Spodumene rich core from AVZ’s Manono hard-rock lithium project. Credit: File

ASX-listed central African lithium developer AVZ Minerals has completed four diamond drill holes on the Carriere de l’Este prospect at its flagship Manono hard-rock lithium and tin project in the Democratic Republic of Congo. Intercepts grading up to 2.49 per cent lithium oxide have extended the known lithium and tin mineralisation over an impressive strike length of 1.2km.

All four holes were collared in pegmatites and returned a bevy of high-grade intercepts over 2 per cent lithium oxide, including 12.05m grading 2.41 per cent lithium oxide and 735 grams per tonne tin and a much thicker down-hole intercept of 21.09m at 2.1 per cent lithium oxide and 943 g/t tin. Another 16m hit graded an impressive 2.49 per cent Li20.

One 6m intercept contained within a broader 27m zone going 1.68 per cent Li20 even graded as high as 3.23 per cent.

The 12.05m intersection was contained within a broader 70.6m intersection grading a solid 1.54 per cent lithium oxide.

The company said drilling was completed 200m and 400m north-northeast along strike from the initial drill holes in 2017 and have identified encouraging high-grade spodumene rich zones that the company says may even rival its key Roche Dure deposit.

Spodumene is a lithium-rich mineral found in pegmatites and the primary source of hard-rock lithium mineralisation.

AVZ reported the wide-spaced drill out successfully extended the high-grade zones of mineralisation previously intersected to the south-west and gave a greater understanding of the geology of the “massive” deposit.

According to the company, drilling data has identified sub-cropping spodumene mineralisation along an impressive strike length of 1.2km at average pegmatite widths of up to 200m in places.

Last month AVZ announced a 41.6 per cent expansion in proved and probable open-pit ore reserves for Roche Dure to 131.7 million tonnes at average grades of 1.63 per cent lithium oxide and 990 g/t tin and an extension in predicted mine life to 29.5 years.

AVZ is in the throes of securing the all-important mining licence approval with the newly elected DRC government which it is anticipating shortly. In the meantime, the company is putting the finishing touches on its optimised definitive feasibility study, “or DFS” which is due to be released to the market any day.

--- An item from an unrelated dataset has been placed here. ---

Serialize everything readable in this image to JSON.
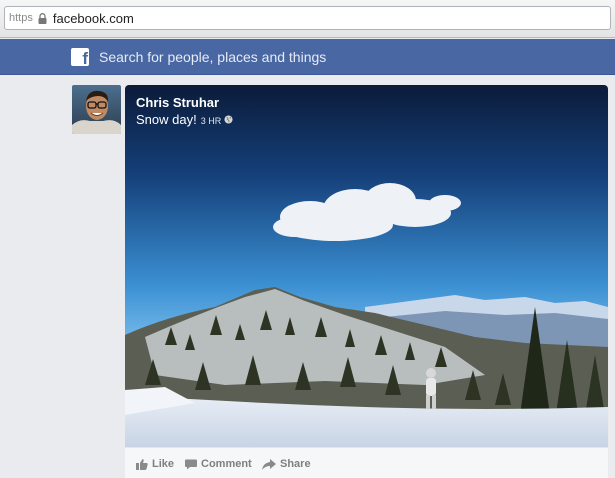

AVZ Minerals Managing Director, Nigel Ferguson said: “This information will be used to plan focused infill drilling for the high-grade zones, with a closer pattern required in order to generate near surface indicated or measured resources for possible conversion to reserves, prior to the commissioning of the new processing plant.

“The possible delineation of high-grade future reserves has the potential to initially feed higher grade ore to the plant, providing increased SC6 production volumes from the start of operations.”

In its earlier DFS on Manono last year, pre-production capital costs of development were estimated at US$545 million and all-in sustaining costs of spodumene concentrate production at a very low US$371 per tonne.

A stand-out EBITDA averaging US$380 million per annum across the original 20-year life of mine forecast was contained in a company presentation earlier this month.

Complementing its lithium resources, AVZ reported it recently completed a historical review of tin exploration carried out in the 1980s and is well advanced in planning additional drilling on both eluvial laterite hosted tin deposits and the historical F2 and F4 alluvial tin deposits.

Tin prices are at record highs too of up to US$36,000 a tonne on the spot metals market due to the boom in consumer electronics.

Mr Ferguson said: “Despite future tin production accounting for only a small percentage of the project’s overall revenue, a strengthening tin and tantalum price continues to justify some exploration expenditure to gain information on the potential scale of these deposits which may sustain a separate placer tin mining business on the concession.”